ASET の管理と構成は最小限度ですみ、ほとんどの場合はデフォルト値で実行できます。ただし、ASET の処理や動作に影響する一部のパラメタを調整して、利点を最大限に発揮させることができます。デフォルト値を変更する前に、ASET の機能と、システムの構成要素に及ぼす影響を理解しておく必要があります。
ASET は、次の 4 つの構成ファイルに依存してタスクの動作を制御します。
/usr/aset/asetenv
/usr/aset/masters/tune.low
/usr/aset/masters/tune.med
/usr/aset/masters/tune.high
/usr/aset/asetenv ファイルは、次の 2 つの主要セクションに分かれています。
ユーザーが構成できるパラメタセクション
内部環境変数セクション
ユーザーが構成できるパラメタセクションは変更できます。しかし、内部環境変数セクションの設定は内部使用専用で変更できません。

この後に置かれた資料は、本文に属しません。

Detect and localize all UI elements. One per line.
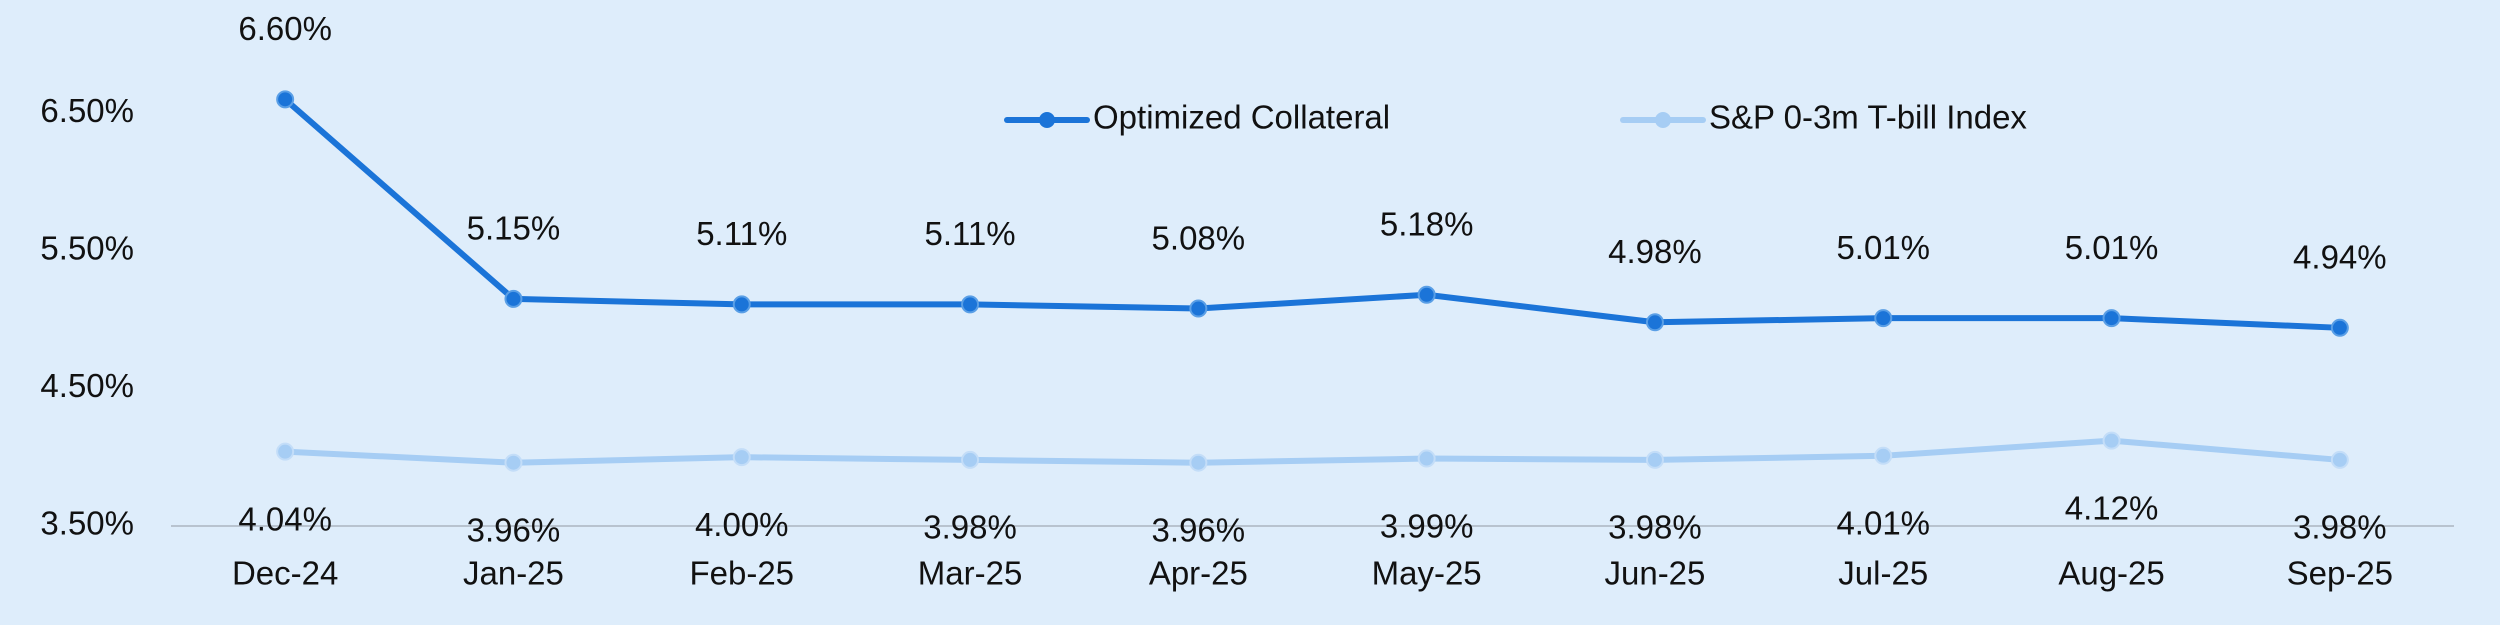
data-label: 5.01% bbox=[1836, 229, 1930, 266]
point-marker bbox=[2102, 309, 2121, 328]
x-tick-label: Jul-25 bbox=[1838, 555, 1928, 592]
point-marker bbox=[1645, 450, 1664, 469]
data-label: 4.12% bbox=[2065, 489, 2159, 526]
point-marker bbox=[1189, 453, 1208, 472]
x-tick-label: Jan-25 bbox=[463, 555, 564, 592]
legend-marker bbox=[1039, 112, 1055, 128]
x-tick-label: Feb-25 bbox=[689, 555, 794, 592]
point-marker bbox=[504, 289, 523, 308]
point-marker bbox=[1645, 313, 1664, 332]
point-marker bbox=[732, 295, 751, 314]
point-marker bbox=[961, 295, 980, 314]
point-marker bbox=[1417, 285, 1436, 304]
point-marker bbox=[2330, 318, 2349, 337]
data-label: 4.98% bbox=[1608, 233, 1702, 270]
legend-marker bbox=[1655, 112, 1671, 128]
point-marker bbox=[961, 450, 980, 469]
x-tick-label: Aug-25 bbox=[2058, 555, 2164, 592]
y-tick-label: 6.50% bbox=[40, 92, 134, 129]
point-marker bbox=[732, 448, 751, 467]
point-marker bbox=[2330, 450, 2349, 469]
point-marker bbox=[1189, 299, 1208, 318]
data-label: 4.94% bbox=[2293, 239, 2387, 276]
data-label: 4.01% bbox=[1836, 505, 1930, 542]
point-marker bbox=[276, 90, 295, 109]
data-label: 6.60% bbox=[238, 10, 332, 47]
x-tick-label: Dec-24 bbox=[232, 555, 338, 592]
data-label: 3.99% bbox=[1380, 507, 1474, 544]
point-marker bbox=[504, 453, 523, 472]
data-label: 5.18% bbox=[1380, 205, 1474, 242]
series-line bbox=[283, 97, 2340, 331]
y-tick-label: 4.50% bbox=[40, 367, 134, 404]
data-label: 4.00% bbox=[695, 506, 789, 543]
data-label: 3.98% bbox=[2293, 509, 2387, 546]
data-label: 5.08% bbox=[1152, 219, 1246, 256]
legend-label: S&P 0-3m T-bill Index bbox=[1709, 99, 2027, 136]
point-marker bbox=[1874, 309, 1893, 328]
y-tick-label: 5.50% bbox=[40, 229, 134, 266]
data-label: 5.15% bbox=[467, 210, 561, 247]
data-label: 5.01% bbox=[2065, 229, 2159, 266]
point-marker bbox=[2102, 431, 2121, 450]
legend-label: Optimized Collateral bbox=[1093, 99, 1390, 136]
y-tick-label: 3.50% bbox=[40, 505, 134, 542]
series-line bbox=[285, 437, 2341, 466]
data-label: 5.11% bbox=[696, 215, 787, 252]
x-tick-label: Apr-25 bbox=[1149, 555, 1248, 592]
x-tick-label: Sep-25 bbox=[2287, 555, 2393, 592]
data-label: 3.98% bbox=[923, 509, 1017, 546]
data-label: 3.96% bbox=[1152, 511, 1246, 548]
data-label: 3.98% bbox=[1608, 509, 1702, 546]
point-marker bbox=[1874, 446, 1893, 465]
x-tick-label: Mar-25 bbox=[918, 555, 1023, 592]
data-label: 3.96% bbox=[467, 511, 561, 548]
point-marker bbox=[276, 442, 295, 461]
x-tick-label: Jun-25 bbox=[1604, 555, 1705, 592]
x-tick-label: May-25 bbox=[1372, 555, 1482, 592]
point-marker bbox=[1417, 449, 1436, 468]
data-label: 5.11% bbox=[924, 215, 1015, 252]
data-label: 4.04% bbox=[238, 500, 332, 537]
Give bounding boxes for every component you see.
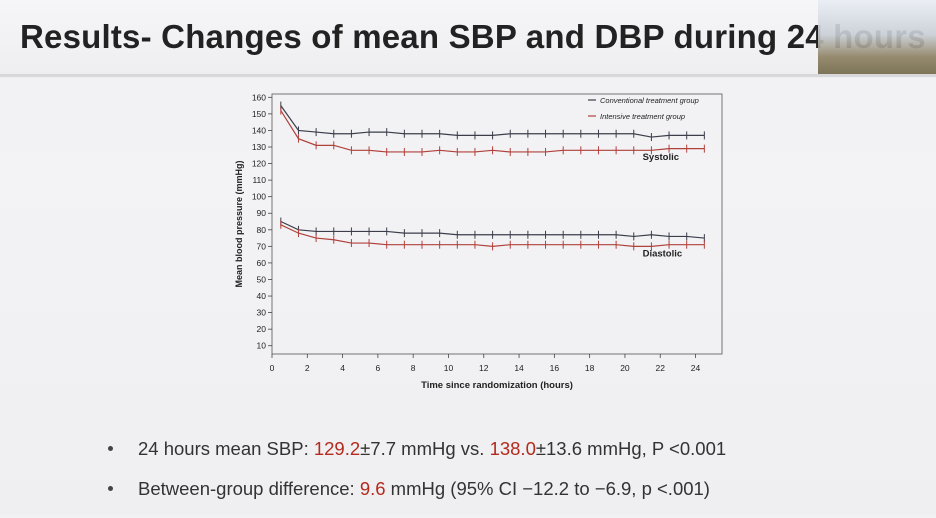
- y-tick-label: 150: [252, 109, 266, 119]
- bullet-dot: [108, 486, 113, 491]
- y-tick-label: 50: [257, 274, 267, 284]
- intensive-value: 129.2: [313, 438, 361, 459]
- x-tick-label: 12: [479, 363, 489, 373]
- difference-value: 9.6: [359, 478, 386, 499]
- x-axis-label: Time since randomization (hours): [421, 380, 573, 391]
- corner-photo: [818, 0, 936, 76]
- x-tick-label: 4: [340, 363, 345, 373]
- y-tick-label: 10: [257, 341, 267, 351]
- x-tick-label: 22: [656, 363, 666, 373]
- chart-container: 10 20 30 40 50 60 70 80 90 100 110 120 130 140 150 160 0…: [230, 86, 740, 396]
- x-tick-label: 2: [305, 363, 310, 373]
- x-tick-label: 24: [691, 363, 701, 373]
- y-tick-label: 90: [257, 208, 267, 218]
- plot-frame: [271, 93, 723, 355]
- bullet-prefix: 24 hours mean SBP:: [138, 438, 314, 459]
- y-tick-label: 60: [257, 258, 267, 268]
- x-tick-label: 14: [514, 363, 524, 373]
- results-bullets: 24 hours mean SBP: 129.2±7.7 mmHg vs. 13…: [108, 438, 908, 518]
- y-tick-label: 80: [257, 225, 267, 235]
- x-tick-label: 0: [270, 363, 275, 373]
- y-tick-label: 20: [257, 324, 267, 334]
- bullet-text: Between-group difference: 9.6 mmHg (95% …: [138, 478, 710, 500]
- x-tick-label: 8: [411, 363, 416, 373]
- page-title: Results- Changes of mean SBP and DBP dur…: [20, 18, 926, 55]
- x-tick-label: 10: [444, 363, 454, 373]
- bullet-suffix: mmHg (95% CI −12.2 to −6.9, p <.001): [385, 478, 710, 499]
- bullet-difference: Between-group difference: 9.6 mmHg (95% …: [108, 478, 908, 504]
- y-tick-label: 100: [252, 192, 266, 202]
- x-tick-label: 16: [550, 363, 560, 373]
- x-tick-label: 6: [376, 363, 381, 373]
- conventional-value: 138.0: [489, 438, 536, 459]
- bullet-suffix: ±13.6 mmHg, P <0.001: [535, 438, 727, 459]
- annotation-label: Diastolic: [643, 248, 683, 259]
- y-tick-label: 40: [257, 291, 267, 301]
- y-tick-label: 110: [252, 175, 266, 185]
- annotation-label: Systolic: [643, 152, 679, 163]
- y-axis-label: Mean blood pressure (mmHg): [234, 160, 244, 287]
- bp-chart: 10 20 30 40 50 60 70 80 90 100 110 120 130 140 150 160 0…: [234, 92, 723, 391]
- legend-label: Intensive treatment group: [600, 112, 685, 121]
- bullet-dot: [108, 446, 113, 451]
- title-bar: Results- Changes of mean SBP and DBP dur…: [0, 0, 936, 78]
- y-tick-label: 140: [252, 125, 266, 135]
- bullet-sbp: 24 hours mean SBP: 129.2±7.7 mmHg vs. 13…: [108, 438, 908, 464]
- bullet-prefix: Between-group difference:: [138, 478, 360, 499]
- title-divider: [0, 74, 936, 77]
- y-tick-label: 160: [252, 92, 266, 102]
- x-tick-label: 20: [620, 363, 630, 373]
- x-tick-label: 18: [585, 363, 595, 373]
- y-tick-label: 130: [252, 142, 266, 152]
- y-tick-label: 70: [257, 241, 267, 251]
- bullet-text: 24 hours mean SBP: 129.2±7.7 mmHg vs. 13…: [138, 438, 726, 460]
- bullet-mid: ±7.7 mmHg vs.: [360, 438, 490, 459]
- y-tick-label: 30: [257, 308, 267, 318]
- legend-label: Conventional treatment group: [600, 96, 699, 105]
- y-tick-label: 120: [252, 159, 266, 169]
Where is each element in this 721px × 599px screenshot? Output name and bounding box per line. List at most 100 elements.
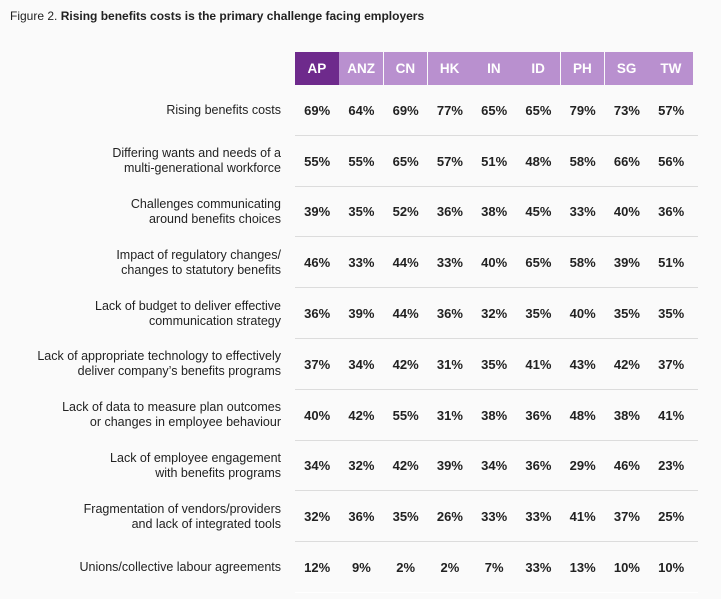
column-header-tw: TW — [649, 52, 693, 85]
value-cell-id: 36% — [525, 458, 552, 474]
value-cell-ph: 29% — [569, 458, 596, 474]
value-cell-hk: 2% — [440, 560, 460, 576]
row-divider — [295, 591, 698, 593]
value-cell-anz: 34% — [348, 356, 375, 372]
row-divider — [295, 337, 698, 339]
value-cell-tw: 56% — [658, 153, 685, 169]
row-divider — [295, 236, 698, 238]
row-label-line: Lack of data to measure plan outcomes — [62, 400, 281, 415]
value-cell-hk: 39% — [436, 458, 463, 474]
value-cell-ph: 41% — [569, 509, 596, 525]
value-cell-ph: 58% — [569, 153, 596, 169]
value-cell-ap: 46% — [304, 255, 331, 271]
value-cell-anz: 39% — [348, 306, 375, 322]
value-cell-in: 7% — [484, 560, 504, 576]
value-cell-id: 45% — [525, 204, 552, 220]
value-cell-ap: 40% — [304, 407, 331, 423]
row-label-line: with benefits programs — [155, 465, 281, 480]
value-cell-sg: 66% — [613, 153, 640, 169]
value-cell-in: 51% — [481, 153, 508, 169]
value-cell-ph: 33% — [569, 204, 596, 220]
table-row: Lack of employee engagement with benefits… — [0, 441, 721, 492]
row-values: 46% 33% 44% 33% 40% 65% 58% 39% 51% — [295, 237, 693, 288]
row-label: Impact of regulatory changes/changes to … — [0, 237, 281, 288]
table-row: Fragmentation of vendors/providers and la… — [0, 491, 721, 543]
value-cell-cn: 44% — [392, 255, 419, 271]
value-cell-hk: 36% — [436, 204, 463, 220]
value-cell-id: 35% — [525, 306, 552, 322]
value-cell-sg: 38% — [613, 407, 640, 423]
value-cell-sg: 42% — [613, 356, 640, 372]
row-label-line: Lack of employee engagement — [110, 450, 281, 465]
row-label-line: communication strategy — [148, 313, 281, 328]
value-cell-anz: 32% — [348, 458, 375, 474]
row-values: 39% 35% 52% 36% 38% 45% 33% 40% 36% — [295, 187, 693, 238]
value-cell-anz: 9% — [351, 560, 371, 576]
value-cell-sg: 10% — [613, 560, 640, 576]
row-label-line: and lack of integrated tools — [131, 516, 281, 531]
value-cell-ph: 79% — [569, 102, 596, 118]
value-cell-anz: 33% — [348, 255, 375, 271]
value-cell-cn: 69% — [392, 102, 419, 118]
row-label: Unions/collective labour agreements — [0, 542, 282, 593]
value-cell-tw: 36% — [658, 204, 685, 220]
row-label: Lack of employee engagement with benefits… — [0, 441, 281, 492]
value-cell-sg: 46% — [613, 458, 640, 474]
value-cell-ap: 32% — [304, 509, 331, 525]
row-label-line: Rising benefits costs — [166, 102, 281, 117]
value-cell-id: 65% — [525, 102, 552, 118]
table-row: Challenges communicating around benefits … — [0, 187, 721, 238]
value-cell-hk: 36% — [436, 306, 463, 322]
value-cell-in: 40% — [481, 255, 508, 271]
row-values: 12% 9% 2% 2% 7% 33% 13% 10% 10% — [295, 542, 693, 593]
value-cell-sg: 35% — [613, 306, 640, 322]
value-cell-in: 34% — [481, 458, 508, 474]
value-cell-ph: 13% — [569, 560, 596, 576]
value-cell-hk: 33% — [436, 255, 463, 271]
value-cell-tw: 10% — [658, 560, 685, 576]
row-label: Differing wants and needs of a multi-gene… — [0, 136, 281, 187]
value-cell-id: 33% — [525, 509, 552, 525]
value-cell-hk: 31% — [436, 407, 463, 423]
table-row: Lack of budget to deliver effective commu… — [0, 288, 721, 339]
value-cell-tw: 25% — [658, 509, 685, 525]
value-cell-in: 38% — [481, 204, 508, 220]
figure-heading: Rising benefits costs is the primary cha… — [60, 9, 425, 23]
value-cell-ph: 43% — [569, 356, 596, 372]
value-cell-sg: 40% — [613, 204, 640, 220]
row-values: 32% 36% 35% 26% 33% 33% 41% 37% 25% — [295, 491, 693, 542]
row-label-line: changes to statutory benefits — [121, 262, 281, 277]
value-cell-ap: 55% — [304, 153, 331, 169]
table-row: Lack of data to measure plan outcomes or … — [0, 390, 721, 441]
column-header-ph: PH — [560, 52, 605, 85]
row-label-line: Unions/collective labour agreements — [79, 560, 282, 575]
table-row: Unions/collective labour agreements 12% 9%… — [0, 542, 721, 593]
row-label: Lack of data to measure plan outcomes or … — [0, 390, 281, 441]
value-cell-id: 41% — [525, 356, 552, 372]
value-cell-anz: 42% — [348, 407, 375, 423]
value-cell-cn: 52% — [392, 204, 419, 220]
column-header-anz: ANZ — [339, 52, 383, 85]
value-cell-tw: 35% — [658, 306, 685, 322]
row-label-line: or changes in employee behaviour — [89, 415, 281, 430]
value-cell-tw: 51% — [658, 255, 685, 271]
value-cell-id: 33% — [525, 560, 552, 576]
value-cell-ap: 12% — [304, 560, 331, 576]
value-cell-tw: 23% — [658, 458, 685, 474]
row-values: 69% 64% 69% 77% 65% 65% 79% 73% 57% — [295, 85, 693, 136]
value-cell-ap: 39% — [304, 204, 331, 220]
value-cell-tw: 37% — [658, 356, 685, 372]
figure-number: Figure 2. — [10, 9, 61, 23]
table-row: Lack of appropriate technology to effect… — [0, 339, 721, 390]
value-cell-ap: 37% — [304, 356, 331, 372]
row-label: Lack of budget to deliver effective commu… — [0, 288, 281, 339]
row-values: 40% 42% 55% 31% 38% 36% 48% 38% 41% — [295, 390, 693, 441]
value-cell-cn: 42% — [392, 356, 419, 372]
value-cell-tw: 41% — [658, 407, 685, 423]
row-divider — [295, 185, 698, 187]
row-label-line: around benefits choices — [148, 211, 281, 226]
row-values: 36% 39% 44% 36% 32% 35% 40% 35% 35% — [295, 288, 693, 339]
value-cell-id: 48% — [525, 153, 552, 169]
value-cell-in: 32% — [481, 306, 508, 322]
row-divider — [295, 134, 698, 136]
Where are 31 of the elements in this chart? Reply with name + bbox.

ユーザーが構成できるパラメタセクション内のエントリを編集して、次の作業を実行できます。
実行するタスクを選択する
チェックリストタスク用のディレクトリを指定する
ASET の実行スケジュールを指定する
別名ファイルを指定する
チェック対象を NIS+ テーブルまで拡張する
ASET が実行する各タスクでは、システムセキュリティの特定の領域が監視されます。ほとんどのシステム環境では、すべてのタスクでバランスがとれたセキュリティ範囲を提供する必要があります。ただし、1 つ以上のタスクを除外してもかまいません。
たとえば、ファイアウォールタスクはすべてのセキュリティレベルで実行されますが、本来の機能は最上位レベルでのみ動作します。ASET を高セキュリティレベルで実行したいが、ファイアウォール保護は不要な場合があります。
asetenv ファイル内で環境変数の TASKS リストを編集すると、ファイアウォール機能を使用しないで高レベルで実行するように ASET を設定できます。デフォルトでは、TASKS リストにはすべての ASET タスクが入っています (次の例を参照してください)。タスクを削除するには、そのタスクの設定をファイルから削除します。この場合は、リストから firewall 環境変数を削除することになります。次回に ASET を実行すると、除外したタスクは実行されません。
TASKS="env sysconfig usrgrp tune cklist eeprom firewall" |
システムファイルチェックでは、選択したシステムディレクトリ内のファイルの属性がチェックされます。次のチェックリストパス環境変数を使用して、どのディレクトリをチェックするかを定義できます。
CKLISTPATH_LOW
CKLISTPATH_MED
CKLISTPATH_HIGH
CKLISTPATH_LOW 変数は、低セキュリティレベルでチェックされるディレクトリを定義します。CKLISTPATH_MED と CKLISTPATH_HIGH 環境変数は、中程度と高度のセキュリティレベルに同じように機能します。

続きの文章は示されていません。